Borussia an der Tabellenspitze : Gladbach hat immer eine Antwort parat

Das Team von Marco Rose gewinnt nach einem starkem Spiel gegen die Eintracht aus Frankfurt mit 4:2 und bleibt Tabellenführer. Spektakel hatte der Trainer versprochen – und die Mönchengladbacher Fans bekamen es.

 Spektakel hatte Marco Rose versprochen – und die Mönchengladbacher Fans bekamen es. Die Tabellenführung hatte Borussias Trainer nicht versprochen – und sie bekamen sie trotzdem: In einem Spiel, das alles bot – brillierende Gladbacher, fightende Gladbacher, schwächelnde Gladbacher, triumphierende Gladbacher – kämpften und spielten die Rose-Schüler starke Frankfurter nieder, überholten die Bayern und verlängerten die sensationelle Tabellenkonstellation als Spitzenreiter auf vier Wochen.

Es gibt sie, diese Pseudo-Gratulationen auf der Pressekonferenz nach einem Bundesligaspiel. Der Glückwunsch des unterlegenen Trainers ist dann nicht ernst gemeint. Bei Adi Hütter war das anders. Obwohl der Eintracht-Coach auch einigermaßen frustriert war.

„Jedes Mal in der zweiten Halbzeit, wenn wir dachten, wir sind nah dran am Unentschieden, haben wir uns wieder ein Tor eigefangen.“ Genau diese Kontermentalität machte auf der anderen Seite seinen Kollegen glücklich. „Das hat mir gut gefallen, wie wir geantwortet haben“, sagte Rose. „Und besonders freut es mich, dass wir den Fans den dritten Heimsieg hintereinander schenken konnten.“

Gierig und heiß in die Zweikämpfe

Zwei Veränderungen nahm Rose gegenüber dem Spiel in Rom vor: Nach der Regenschlacht in der italienischen Hauptstadt litten Christoph Kramer und Ramy Bensebaini wohl noch unter schweren Wasserbeinen und wurden durch die frischen Laszlo Benes und Oscar Wendt ersetzt. Doch die restlichen acht Gladbacher Feldspieler hatten die letzten zwei Tage wohl überwiegend in der Eistonne verbracht: Von der ersten Minute an gingen sie nach schöner neuer Rose-Tradition gierig und heiß in die Zweikämpfe.

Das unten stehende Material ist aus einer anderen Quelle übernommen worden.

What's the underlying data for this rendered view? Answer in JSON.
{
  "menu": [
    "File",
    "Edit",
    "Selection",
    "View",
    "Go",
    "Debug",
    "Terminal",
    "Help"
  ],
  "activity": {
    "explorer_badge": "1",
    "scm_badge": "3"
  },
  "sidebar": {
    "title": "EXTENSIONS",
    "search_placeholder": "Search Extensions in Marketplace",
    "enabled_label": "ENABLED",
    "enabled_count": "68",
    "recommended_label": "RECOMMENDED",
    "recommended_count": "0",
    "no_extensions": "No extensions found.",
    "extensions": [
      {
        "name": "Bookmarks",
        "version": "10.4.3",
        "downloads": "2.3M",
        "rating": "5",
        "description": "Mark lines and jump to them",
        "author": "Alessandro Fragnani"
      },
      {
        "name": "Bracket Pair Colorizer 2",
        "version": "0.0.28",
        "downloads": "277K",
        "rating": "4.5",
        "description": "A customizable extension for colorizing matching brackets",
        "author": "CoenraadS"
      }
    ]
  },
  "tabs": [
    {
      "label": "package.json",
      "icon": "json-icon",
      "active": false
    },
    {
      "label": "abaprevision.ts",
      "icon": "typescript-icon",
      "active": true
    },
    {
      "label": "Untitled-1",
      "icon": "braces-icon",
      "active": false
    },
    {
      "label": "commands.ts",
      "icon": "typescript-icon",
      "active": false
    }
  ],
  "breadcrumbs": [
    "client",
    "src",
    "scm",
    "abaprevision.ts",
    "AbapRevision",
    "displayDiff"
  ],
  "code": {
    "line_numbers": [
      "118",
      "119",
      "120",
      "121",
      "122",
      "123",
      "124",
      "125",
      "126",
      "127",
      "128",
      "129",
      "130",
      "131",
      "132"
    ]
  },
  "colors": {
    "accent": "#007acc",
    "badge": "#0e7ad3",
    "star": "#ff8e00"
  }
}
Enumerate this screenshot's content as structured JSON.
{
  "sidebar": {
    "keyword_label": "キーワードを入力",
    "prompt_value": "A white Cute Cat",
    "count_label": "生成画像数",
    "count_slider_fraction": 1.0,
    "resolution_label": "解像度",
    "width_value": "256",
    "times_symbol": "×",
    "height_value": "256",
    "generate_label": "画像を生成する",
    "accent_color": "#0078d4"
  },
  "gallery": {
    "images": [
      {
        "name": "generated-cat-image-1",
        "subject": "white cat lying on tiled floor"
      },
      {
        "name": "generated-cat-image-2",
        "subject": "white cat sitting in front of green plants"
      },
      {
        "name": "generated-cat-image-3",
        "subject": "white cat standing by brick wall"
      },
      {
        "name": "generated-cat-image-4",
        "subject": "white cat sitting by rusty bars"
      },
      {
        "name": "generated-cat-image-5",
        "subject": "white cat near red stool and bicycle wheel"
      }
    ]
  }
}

Da auch die Frankfurter die Strapazen des Europa-League-Spiels gegen Standard Lüttich gut verkraftet zu haben schienen, prallten zwei ähnlich getaktete Fußballwelten aufeinander. Vorsicht und Geduld war gestern oder besser vorgestern, in Mönchengladbach ist eine kollektive Liebe zum Zweikampf erblüht. Am kontaktfreudigsten zeigte sich Breel Embolo, der allerdings seine hitzigen Duelle mit den Frankfurter Abwehrrecken mit zahlreichen fußballerischen Ungenauigkeiten garnierte und leicht entwertete.

Das spürten auch seine Kollegen, was nach 28 Minuten überdeutlich wurde. Wieder einmal verschaffte sich die Schweizer Wuchtbrumme mit seiner Körperlichkeit Luft auf der rechten Seite, ließ aber mit einer miserablen Ballannahme- und Verarbeitung die Gladbacher Zuschauer schon enttäuscht seufzen, um dann doch noch den Ball scharf in den Fünfmeterraum zu schießen, wo Marcus Thuram keine Mühe hatte, den Ball zum 1:0 zu versenken. Normalerweise wird der Torschütze von seinen Kollegen übermannt und geherzt. Hier aber setzten Herrmann & Co. ein pädagogisches Zeichen: Alle stürzten sich auf den ehemaligen Schalker.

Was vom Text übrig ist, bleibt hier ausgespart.